A working draft. This essay lays out my position; a forthcoming revision will weave in sourced research — the competency-based-education literature, the constructivism and constructionism scholarship, and the Socratic Phaedrus argument — with full citations, and will replace directional claims with verified figures where they exist. If you have work I should read before then, tell me. — Carlos Miranda Levy
Four perspectives
The strongest and most defensible part of this argument is the reframe about causation: whatever AI does to learning, the disengagement and outcome problems clearly predate it, so blaming the tool is a timeline error. Where I would urge care is in the two mechanisms. 'Competency-based learning caused fragmentation' and 'constructivism deleted practice' are real, debated critiques in the literature — but they are contested, and the sincere versions of both reforms were reactions to genuine prior failures. So the honest framing is Carlos's: not that these ideas were wrong, but that their extreme, measurement-driven implementations had costs we underweighted. When the sourced revision lands, that is exactly the nuance the citations should carry.
My worry is who paid for these mistakes. Fragmentation-for-measurement and one-off showpiece projects are not evenly distributed. Well-resourced schools could afford both the beautiful projects and the tutoring and repetition that quietly backfilled the missing practice at home. Under-resourced schools got the checkbox competencies and the single project and nothing underneath — so the 'illusion of learning' fell hardest on the students with the least cushion. That is why I care so much about the diagnosis being right. If we blame AI, we protect the very design that widened the gap. If we name the design, we finally have something we can change for the students who were failed by it first.

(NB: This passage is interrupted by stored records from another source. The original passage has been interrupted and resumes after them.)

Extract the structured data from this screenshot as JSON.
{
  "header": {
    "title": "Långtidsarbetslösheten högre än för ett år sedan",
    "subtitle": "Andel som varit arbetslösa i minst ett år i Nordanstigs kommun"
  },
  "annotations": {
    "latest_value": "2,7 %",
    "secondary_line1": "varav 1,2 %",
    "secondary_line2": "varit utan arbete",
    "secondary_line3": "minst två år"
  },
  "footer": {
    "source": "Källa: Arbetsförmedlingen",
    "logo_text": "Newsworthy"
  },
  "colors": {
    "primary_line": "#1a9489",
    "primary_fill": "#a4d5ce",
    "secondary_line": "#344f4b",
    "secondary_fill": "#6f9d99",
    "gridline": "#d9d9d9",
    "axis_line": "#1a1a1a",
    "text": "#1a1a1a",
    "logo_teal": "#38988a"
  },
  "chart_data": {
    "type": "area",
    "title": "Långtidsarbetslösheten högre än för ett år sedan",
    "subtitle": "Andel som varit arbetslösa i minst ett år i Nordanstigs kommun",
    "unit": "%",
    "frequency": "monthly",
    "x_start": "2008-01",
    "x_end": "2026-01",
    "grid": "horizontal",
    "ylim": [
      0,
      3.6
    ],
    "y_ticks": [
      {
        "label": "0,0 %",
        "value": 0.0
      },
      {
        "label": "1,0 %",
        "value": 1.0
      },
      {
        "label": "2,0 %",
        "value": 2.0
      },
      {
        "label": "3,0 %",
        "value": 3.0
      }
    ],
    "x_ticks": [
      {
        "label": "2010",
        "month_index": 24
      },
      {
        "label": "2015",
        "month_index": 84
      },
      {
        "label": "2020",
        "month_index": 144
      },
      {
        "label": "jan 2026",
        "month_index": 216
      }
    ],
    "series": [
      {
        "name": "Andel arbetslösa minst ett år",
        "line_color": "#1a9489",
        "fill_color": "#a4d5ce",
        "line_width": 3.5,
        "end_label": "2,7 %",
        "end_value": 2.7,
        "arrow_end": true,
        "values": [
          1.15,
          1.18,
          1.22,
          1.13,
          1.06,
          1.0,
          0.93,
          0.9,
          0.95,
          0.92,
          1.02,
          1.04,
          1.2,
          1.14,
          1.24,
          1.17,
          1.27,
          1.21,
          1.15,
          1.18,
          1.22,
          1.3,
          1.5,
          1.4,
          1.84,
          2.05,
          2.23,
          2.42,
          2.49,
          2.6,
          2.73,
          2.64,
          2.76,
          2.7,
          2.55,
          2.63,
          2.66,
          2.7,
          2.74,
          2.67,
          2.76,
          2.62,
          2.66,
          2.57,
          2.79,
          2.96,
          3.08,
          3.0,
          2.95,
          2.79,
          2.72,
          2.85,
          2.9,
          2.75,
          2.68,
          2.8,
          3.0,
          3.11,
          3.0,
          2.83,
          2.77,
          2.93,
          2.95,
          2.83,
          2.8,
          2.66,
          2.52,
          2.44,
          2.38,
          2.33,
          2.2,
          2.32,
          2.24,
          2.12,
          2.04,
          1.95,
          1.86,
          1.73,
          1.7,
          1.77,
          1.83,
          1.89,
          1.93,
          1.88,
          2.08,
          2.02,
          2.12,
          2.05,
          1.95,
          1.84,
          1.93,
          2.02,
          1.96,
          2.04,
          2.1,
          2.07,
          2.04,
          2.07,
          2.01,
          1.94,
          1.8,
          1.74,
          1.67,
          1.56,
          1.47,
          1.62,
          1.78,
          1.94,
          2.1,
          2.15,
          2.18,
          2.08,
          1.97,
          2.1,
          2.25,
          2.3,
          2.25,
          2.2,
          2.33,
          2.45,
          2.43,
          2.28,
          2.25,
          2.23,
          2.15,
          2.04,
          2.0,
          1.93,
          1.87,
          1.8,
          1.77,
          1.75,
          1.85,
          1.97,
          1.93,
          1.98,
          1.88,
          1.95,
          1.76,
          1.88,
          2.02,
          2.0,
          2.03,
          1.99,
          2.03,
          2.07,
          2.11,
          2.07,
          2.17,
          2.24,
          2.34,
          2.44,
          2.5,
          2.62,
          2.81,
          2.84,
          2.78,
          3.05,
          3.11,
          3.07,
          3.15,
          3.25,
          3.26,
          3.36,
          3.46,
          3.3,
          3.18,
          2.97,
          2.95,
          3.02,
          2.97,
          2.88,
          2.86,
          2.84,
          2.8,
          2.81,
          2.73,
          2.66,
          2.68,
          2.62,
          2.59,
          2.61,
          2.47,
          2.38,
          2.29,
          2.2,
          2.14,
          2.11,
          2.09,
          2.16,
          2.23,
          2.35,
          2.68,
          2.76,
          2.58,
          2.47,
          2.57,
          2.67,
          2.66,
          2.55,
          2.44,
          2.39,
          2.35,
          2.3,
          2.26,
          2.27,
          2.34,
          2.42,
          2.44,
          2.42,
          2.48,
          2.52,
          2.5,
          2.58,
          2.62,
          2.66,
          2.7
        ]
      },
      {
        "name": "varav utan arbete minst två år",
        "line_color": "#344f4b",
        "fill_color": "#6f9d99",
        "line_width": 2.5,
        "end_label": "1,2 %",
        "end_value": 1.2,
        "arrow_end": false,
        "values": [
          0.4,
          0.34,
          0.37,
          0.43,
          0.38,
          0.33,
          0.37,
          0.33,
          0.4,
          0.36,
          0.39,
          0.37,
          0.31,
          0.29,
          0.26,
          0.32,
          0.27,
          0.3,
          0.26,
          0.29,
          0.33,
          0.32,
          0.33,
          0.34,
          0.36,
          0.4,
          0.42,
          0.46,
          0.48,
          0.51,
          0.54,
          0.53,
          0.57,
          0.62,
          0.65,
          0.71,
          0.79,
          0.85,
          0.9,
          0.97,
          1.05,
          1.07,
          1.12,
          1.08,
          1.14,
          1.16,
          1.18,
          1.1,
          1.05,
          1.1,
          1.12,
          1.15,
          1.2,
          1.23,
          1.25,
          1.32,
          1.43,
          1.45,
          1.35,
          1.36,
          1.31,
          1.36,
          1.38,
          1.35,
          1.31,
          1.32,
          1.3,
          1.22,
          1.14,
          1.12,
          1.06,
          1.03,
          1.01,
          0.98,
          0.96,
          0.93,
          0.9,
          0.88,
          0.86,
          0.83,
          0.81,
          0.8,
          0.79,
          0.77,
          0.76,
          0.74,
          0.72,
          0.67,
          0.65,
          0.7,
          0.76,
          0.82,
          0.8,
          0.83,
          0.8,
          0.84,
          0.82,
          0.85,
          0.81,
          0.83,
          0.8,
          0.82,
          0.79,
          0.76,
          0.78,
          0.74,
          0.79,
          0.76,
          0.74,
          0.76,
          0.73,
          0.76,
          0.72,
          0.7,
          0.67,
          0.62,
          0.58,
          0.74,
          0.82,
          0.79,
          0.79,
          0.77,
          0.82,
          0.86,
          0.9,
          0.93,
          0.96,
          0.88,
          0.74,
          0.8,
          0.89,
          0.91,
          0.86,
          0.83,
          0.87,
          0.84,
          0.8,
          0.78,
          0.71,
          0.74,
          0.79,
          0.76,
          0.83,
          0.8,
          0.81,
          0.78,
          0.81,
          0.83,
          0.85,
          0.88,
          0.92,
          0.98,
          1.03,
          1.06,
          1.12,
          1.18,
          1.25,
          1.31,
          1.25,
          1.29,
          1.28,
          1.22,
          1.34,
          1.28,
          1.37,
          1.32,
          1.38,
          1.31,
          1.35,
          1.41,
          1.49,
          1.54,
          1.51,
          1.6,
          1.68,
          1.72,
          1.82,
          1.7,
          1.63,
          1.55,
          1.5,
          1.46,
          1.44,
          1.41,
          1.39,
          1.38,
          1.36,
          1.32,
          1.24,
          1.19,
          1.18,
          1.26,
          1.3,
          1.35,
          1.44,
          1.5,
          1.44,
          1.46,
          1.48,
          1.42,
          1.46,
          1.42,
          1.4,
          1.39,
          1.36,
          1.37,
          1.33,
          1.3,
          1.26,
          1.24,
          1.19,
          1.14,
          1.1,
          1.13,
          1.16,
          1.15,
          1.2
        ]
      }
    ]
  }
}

Practically, here is the tell for any teacher reading this. Ask a student to do the thing again, differently, a week later, with no scaffolding. If they can, they learned it. If the only evidence that learning happened is one polished artifact from one afternoon, you have a memory, not a skill — and no rubric of micro-competencies will fix that. The good news is this is fixable now in a way it was not before: the thing we stopped making room for, extensive varied practice with feedback, is exactly the thing these tools are unusually good at supporting. So don't ban the tool and don't hand it over blind. Use it to put the practice back.
I keep coming back to a hard truth about my own field: the crisis we love to pin on AI is one we manufactured ourselves, sincerely, over decades. We fragmented knowledge because we wanted rigor, and we replaced practice with beautiful projects because we wanted meaning — both good instincts, both taken to an extreme that hollowed out the learning underneath. Naming that is not an attack on the people who made those choices; it is the only path to fixing what they, and I, got wrong. Because once you accept that the design caused this, you also accept that the design can cure it — and that is a far more hopeful place to stand than blaming a machine for a wound we inflicted on ourselves.